Silasw A procrastination in of itself from A handcart to hell (4 Score & 7 Years Ago) Relationship Status: And they all lived happily ever after <3
A procrastination in of itself
#120173: Apr 26th 2016 at 5:35:15 PM

Being bound by the law and loyal to it are two different things, all judges are bound by the law, because you know it's the law, but being loyal to it? In both word and spirit? That's far from guaranteed. A judge's interpretation of the law should be based purely on the law and the case at hand, not on personal political concerns.

You've literally got judges handing out harsher sentences during election years, that's relay fucked up. A system where your punishment is determined not only by the crime you commit but also how close to an election you commit it one that is in need of change.

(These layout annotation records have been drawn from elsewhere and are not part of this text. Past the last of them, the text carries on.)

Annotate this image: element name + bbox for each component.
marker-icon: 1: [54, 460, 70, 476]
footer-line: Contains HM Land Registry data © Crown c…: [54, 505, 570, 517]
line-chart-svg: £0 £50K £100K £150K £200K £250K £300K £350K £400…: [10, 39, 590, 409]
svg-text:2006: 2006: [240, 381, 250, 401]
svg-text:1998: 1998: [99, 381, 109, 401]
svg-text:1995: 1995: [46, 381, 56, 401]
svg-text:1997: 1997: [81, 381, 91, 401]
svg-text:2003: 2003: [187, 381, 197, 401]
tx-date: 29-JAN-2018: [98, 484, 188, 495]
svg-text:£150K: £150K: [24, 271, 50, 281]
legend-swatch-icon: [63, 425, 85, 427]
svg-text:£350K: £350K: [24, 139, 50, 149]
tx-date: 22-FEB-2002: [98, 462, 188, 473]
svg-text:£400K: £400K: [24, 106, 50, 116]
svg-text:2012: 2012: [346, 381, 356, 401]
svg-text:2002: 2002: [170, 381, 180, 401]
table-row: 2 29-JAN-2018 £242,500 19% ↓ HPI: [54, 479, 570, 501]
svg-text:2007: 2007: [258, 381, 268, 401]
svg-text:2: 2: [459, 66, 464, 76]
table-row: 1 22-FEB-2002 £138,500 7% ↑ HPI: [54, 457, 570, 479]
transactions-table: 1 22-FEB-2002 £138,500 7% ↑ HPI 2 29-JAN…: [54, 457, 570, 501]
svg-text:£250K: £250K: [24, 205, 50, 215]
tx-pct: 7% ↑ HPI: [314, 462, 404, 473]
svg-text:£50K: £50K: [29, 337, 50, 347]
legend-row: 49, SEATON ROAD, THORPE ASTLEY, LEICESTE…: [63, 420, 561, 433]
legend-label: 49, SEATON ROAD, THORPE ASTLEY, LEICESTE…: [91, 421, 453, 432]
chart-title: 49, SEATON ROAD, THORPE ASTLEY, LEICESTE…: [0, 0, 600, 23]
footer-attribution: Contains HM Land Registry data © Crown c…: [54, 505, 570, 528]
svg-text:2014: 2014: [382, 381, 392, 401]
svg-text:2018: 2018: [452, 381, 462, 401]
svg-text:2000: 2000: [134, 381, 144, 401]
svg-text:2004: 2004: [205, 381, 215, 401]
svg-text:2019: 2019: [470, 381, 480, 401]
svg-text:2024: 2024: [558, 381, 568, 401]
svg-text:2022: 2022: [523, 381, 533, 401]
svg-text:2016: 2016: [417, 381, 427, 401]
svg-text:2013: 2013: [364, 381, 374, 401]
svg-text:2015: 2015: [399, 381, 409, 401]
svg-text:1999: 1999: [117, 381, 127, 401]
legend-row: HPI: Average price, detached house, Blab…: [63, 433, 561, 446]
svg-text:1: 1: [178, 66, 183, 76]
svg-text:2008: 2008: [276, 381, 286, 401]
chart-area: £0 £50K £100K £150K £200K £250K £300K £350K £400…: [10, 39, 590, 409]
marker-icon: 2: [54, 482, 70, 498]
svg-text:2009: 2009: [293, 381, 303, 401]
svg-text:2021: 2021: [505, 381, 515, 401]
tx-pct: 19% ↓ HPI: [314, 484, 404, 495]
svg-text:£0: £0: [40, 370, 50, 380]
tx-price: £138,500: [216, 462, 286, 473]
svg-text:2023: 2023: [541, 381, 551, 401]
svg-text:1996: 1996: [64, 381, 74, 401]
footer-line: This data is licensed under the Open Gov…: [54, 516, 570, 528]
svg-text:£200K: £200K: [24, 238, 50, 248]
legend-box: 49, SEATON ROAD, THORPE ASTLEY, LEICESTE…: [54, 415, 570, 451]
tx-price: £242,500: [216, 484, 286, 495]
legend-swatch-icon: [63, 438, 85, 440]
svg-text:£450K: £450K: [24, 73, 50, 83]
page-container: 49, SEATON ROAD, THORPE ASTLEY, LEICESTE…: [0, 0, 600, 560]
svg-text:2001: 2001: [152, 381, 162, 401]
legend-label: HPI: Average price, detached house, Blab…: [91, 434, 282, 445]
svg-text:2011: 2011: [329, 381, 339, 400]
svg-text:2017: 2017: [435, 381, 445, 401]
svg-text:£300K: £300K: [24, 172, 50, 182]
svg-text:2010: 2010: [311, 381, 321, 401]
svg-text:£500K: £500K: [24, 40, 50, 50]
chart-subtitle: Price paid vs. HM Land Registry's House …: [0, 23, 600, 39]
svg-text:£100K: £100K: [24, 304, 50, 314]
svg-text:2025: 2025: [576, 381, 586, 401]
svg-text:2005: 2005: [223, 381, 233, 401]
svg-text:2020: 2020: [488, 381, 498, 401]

So yes we'e back to square one, how do you ensure a fair system that doesn't punish people extra harshly for political reasons while still ensuring judicial independence? By giving the power to appoint judges not to voters or local elected officials but to the judges higher up the judicial chain. The same way you don't vote on who's head of your local military base, their appointed by someone up the chain and the chain I'd st the top monitored by the proper oversight officials/other branches.

edited 26th Apr '16 5:45:17 PM by Silasw

“And the Bunny nails it!” ~ Gabrael “If the UN can get through a day without everyone strangling everyone else so can we.” ~ Cyran
Rationalinsanity from Halifax, Canada Since: Aug, 2010 Relationship Status: It's complicated
#120174: Apr 26th 2016 at 5:40:16 PM

Update: Trump has swept all five primaries tonight; Clinton takes Delaware.

http://www.cnn.com/politics

Sanders seems to be holding on in Connecticut and has a decent early lead in RI though.

edited 26th Apr '16 5:41:13 PM by Rationalinsanity

Politics is the skilled use of blunt objects.
AdricDePsycho Rock on, Gold Dust Woman from Never Going Back Again Since: Oct, 2014 Relationship Status: [TOP SECRET]
Rock on, Gold Dust Woman
#120175: Apr 26th 2016 at 5:40:56 PM

Whelp, looks like Cruz and Kasich's alliance wasn't good enough to stop Trump.

Have you any dreams you'd like to sell?